I respectfully suggest that the central objectives of those seeking a better control system should be twofold: first, to reduce the level of harmful drug-taking, and secondly to reduce the level of criminality resulting from present systems of control. As to reducing the level of harmful drug-taking, while recognising that most drugs are harmful or at least have the potential for harm, in certain circumstances some are not, or at any rate are no more so than alcohol or smoking. Putting aside the fact that sometimes drugs such as cannabis or even ecstasy can have medicinal value, it should be possible, as presently it is not, at least to carry out studies to see at what level the consumption of various substances becomes really harmful. We should not strive to criminalise substances not shown to be significantly harmful and thereby risk alienating many consumers, particularly the young. Government should also bear in mind that new psychoactive substances —chemical highs—not yet made illegal are increasingly being introduced into the market. A sound overall drugs policy should seek to combat the temptation to devise and resort to them too. The less the criminalisation involved, the better the chance of moving to a system by which drug-taking can be lawfully licensed and controlled and damage to health thereby reduced.

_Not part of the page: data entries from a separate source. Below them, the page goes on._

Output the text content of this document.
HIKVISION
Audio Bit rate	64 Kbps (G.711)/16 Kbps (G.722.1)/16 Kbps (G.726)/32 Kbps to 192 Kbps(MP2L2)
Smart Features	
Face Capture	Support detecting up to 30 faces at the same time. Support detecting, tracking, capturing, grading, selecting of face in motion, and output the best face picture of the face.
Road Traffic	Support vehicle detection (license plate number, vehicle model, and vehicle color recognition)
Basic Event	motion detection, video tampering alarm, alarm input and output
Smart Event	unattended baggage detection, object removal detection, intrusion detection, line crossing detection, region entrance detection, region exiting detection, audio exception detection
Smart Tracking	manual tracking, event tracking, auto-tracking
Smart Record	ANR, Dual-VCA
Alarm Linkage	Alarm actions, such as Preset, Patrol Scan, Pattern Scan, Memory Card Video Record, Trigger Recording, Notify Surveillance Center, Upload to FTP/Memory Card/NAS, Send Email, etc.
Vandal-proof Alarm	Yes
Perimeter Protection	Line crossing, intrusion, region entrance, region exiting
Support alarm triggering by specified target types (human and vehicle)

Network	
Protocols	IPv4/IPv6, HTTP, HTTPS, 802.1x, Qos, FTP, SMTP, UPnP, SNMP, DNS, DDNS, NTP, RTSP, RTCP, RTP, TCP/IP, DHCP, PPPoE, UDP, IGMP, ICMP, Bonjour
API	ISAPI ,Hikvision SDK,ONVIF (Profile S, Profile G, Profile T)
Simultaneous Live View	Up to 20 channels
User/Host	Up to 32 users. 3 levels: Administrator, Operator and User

I turn to the second objective: changing the existing control system and reducing so far as possible the level of resulting criminality. Associated crime is essentially of the following kinds—of course I discount the actual offences of supply and use that one is contemplating perhaps in part, at least, decriminalising. First, there are crimes such as robberies, burglaries, theft and so forth which are committed for gain by those needing cash to fund their addiction. Many addicts’ lives are dominated by their addiction and they will do anything to satisfy their craving. Secondly, there are crimes committed in the course of turf wars between rival dealers protecting their trade and internationally between drug cartels and law enforcement agencies. These crimes regularly involve murder, extortion, corruption and so forth. Thirdly, there are crimes committed by those under the influence of drugs, who are disinhibited often to a considerably greater degree even than by excessive drinking. By the same token that the nation’s health might be improved by licensing rather than criminalising drug supply and use, so too might associated criminality be reduced. What a prize that would be. Perhaps liberalising—further liberalising as the noble Lord, Lord Fowler, would have it—the drugs regime would involve some short-term political cost, but the longer-term benefits would be colossal indeed. I hope that government will actively participate in the search for these benefits.